Page 51 of Uprising

It’s not until my breath gives out, leaving me gasping, that the silence plunges between us once more. I felt the dampness on my cheek before I realized I was crying. I told myself I would never let him see me break, but here I stand. Broken and begging him to trust me with the truth.

Just when I don’t think he’s going to answer me, Reed rounds the corner. Grabbing my chin, he tips my head up.

“It was my fault. You were shot, and it was my fault.”

My brow furrows, confused as I search my brain for the memories. Suddenly everything flashes before my eyes. I was leaving; I couldn’t stand the thought of Reed being the one to walk away from me.

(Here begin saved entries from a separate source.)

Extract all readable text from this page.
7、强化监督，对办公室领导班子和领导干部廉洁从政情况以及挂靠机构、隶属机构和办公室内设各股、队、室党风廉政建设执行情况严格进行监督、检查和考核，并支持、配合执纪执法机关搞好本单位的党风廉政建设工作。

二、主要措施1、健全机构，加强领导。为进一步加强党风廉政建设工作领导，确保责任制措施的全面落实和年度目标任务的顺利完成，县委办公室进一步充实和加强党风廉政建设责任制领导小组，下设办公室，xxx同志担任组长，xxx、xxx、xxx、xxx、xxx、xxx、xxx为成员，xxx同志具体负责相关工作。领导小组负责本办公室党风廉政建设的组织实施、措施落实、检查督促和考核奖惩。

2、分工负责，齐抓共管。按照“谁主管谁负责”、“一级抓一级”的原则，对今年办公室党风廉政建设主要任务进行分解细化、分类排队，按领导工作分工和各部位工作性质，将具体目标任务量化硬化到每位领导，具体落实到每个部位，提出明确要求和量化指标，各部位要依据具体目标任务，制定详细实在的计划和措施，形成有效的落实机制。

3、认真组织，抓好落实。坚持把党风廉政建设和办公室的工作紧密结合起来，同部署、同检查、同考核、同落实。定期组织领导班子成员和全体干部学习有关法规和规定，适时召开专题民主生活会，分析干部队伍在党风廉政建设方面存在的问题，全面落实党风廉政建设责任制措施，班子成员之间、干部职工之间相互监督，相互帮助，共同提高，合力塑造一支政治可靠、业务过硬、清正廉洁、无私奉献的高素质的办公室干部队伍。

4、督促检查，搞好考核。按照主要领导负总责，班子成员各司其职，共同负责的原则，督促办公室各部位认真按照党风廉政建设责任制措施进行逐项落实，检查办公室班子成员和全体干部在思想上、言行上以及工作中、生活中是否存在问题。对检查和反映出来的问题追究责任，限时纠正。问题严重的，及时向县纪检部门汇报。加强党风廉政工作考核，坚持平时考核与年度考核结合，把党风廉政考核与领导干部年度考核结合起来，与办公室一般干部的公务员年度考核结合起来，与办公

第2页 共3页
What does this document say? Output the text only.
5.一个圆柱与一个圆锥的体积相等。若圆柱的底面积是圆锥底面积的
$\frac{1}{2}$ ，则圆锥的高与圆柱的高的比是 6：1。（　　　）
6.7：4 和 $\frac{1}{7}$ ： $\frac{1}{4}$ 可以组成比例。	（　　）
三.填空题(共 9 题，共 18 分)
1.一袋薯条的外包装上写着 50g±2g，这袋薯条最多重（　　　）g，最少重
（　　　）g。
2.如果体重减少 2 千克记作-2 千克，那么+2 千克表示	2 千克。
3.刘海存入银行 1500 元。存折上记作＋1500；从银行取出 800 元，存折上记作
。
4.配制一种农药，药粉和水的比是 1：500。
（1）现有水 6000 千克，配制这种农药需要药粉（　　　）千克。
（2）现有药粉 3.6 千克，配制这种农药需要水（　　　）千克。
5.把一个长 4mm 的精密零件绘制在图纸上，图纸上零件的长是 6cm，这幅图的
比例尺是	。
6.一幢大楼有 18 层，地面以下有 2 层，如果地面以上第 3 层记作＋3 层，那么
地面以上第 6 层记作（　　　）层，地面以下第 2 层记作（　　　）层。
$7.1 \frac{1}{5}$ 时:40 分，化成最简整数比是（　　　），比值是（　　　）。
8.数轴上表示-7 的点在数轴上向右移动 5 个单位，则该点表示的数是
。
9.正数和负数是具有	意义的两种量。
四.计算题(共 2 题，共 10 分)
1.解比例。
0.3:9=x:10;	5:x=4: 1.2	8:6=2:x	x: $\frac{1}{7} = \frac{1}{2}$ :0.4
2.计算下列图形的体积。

He was asleep and?—

“Goodbye,” I whisper.

The burst of gunfire sounds; my vision blurs for a second before I feel the searing heat of the explosion in my shoulder. In slow motion I watch Reed jump up, his eyes searching for what happened.

“NOAH!”

My mouth opens to say something as my knees weaken, my shoulder burns, and my world fades to black.

“I—I was shot...” my voice trails off.

“Yes, my love, and it was my fault.”

None of his words make sense. My mind feels sluggish trying to remember what happened after, but I don’t.

“I don’t understand. How was it your fault? You didn’t shoot me.”

I stare at him, searching for an explanation of how he can think that me getting hurt was his fault. But all I find is guilt.

“I would never,” he whispers.

“Then, I’m confused. How was it your fault?”

A strange, twisting feeling wrapped around my stomach. I tried to push past the fog in my head, but the memories wouldn’t come. After I passed out, there's nothing, not until I woke up in bed.

He glances away, trying to hide himself from me. I swallow around the pain, wrapping my arms around his waist so he can’t move from me.

“You have to speak to me; I can’t read your mind.” I try to convince him. Fear licks up my spine, afraid that he’ll push me away further, that he’ll break what little thing we have going on.

“It’s better if you can’t read my mind,” Reed mumbles, turning his head back towards me.

“I’m not letting go until you tell me, so you better get used to wearing me like a second skin. Or I’m going to keep nagging every second of every minute of every hour of every day. I’m stubborn, so pick your poison. Not being able to get rid of me or tell me why you’re blaming yourself?”

Reed’s jaw clenches, his hand dropping from my face. The space between us stretches wide, fragile and threatening to snap under the weight of him not being honest with me.

I tighten my grip around his waist, earning a growl from Reed. I smile and decide to test the waters. Leaning forward, I rest my chin against his chest.

“I can wait here all day,” I remind him.

Reed sighs, his head dropping back.

“We were thirty minutes from the cabin. From here. We were right here, and if I would have just pushed us further, you wouldn’t have been shot.” He finally lets the truth out. Only I’m confused, as I have never been good at reading between the lines.

“I’m not understanding.”

“Noah, we were this close,” he puts his fingertip and thumb close enough together that you can barely see between them. “I shouldn’t have let you stop. I should have told you we were close to the cabin.”

“If you want to blame someone, you can blame me.”

Reed’s head snaps down to look at me.

Taking a deep breath, I confess, “I was going to leave.”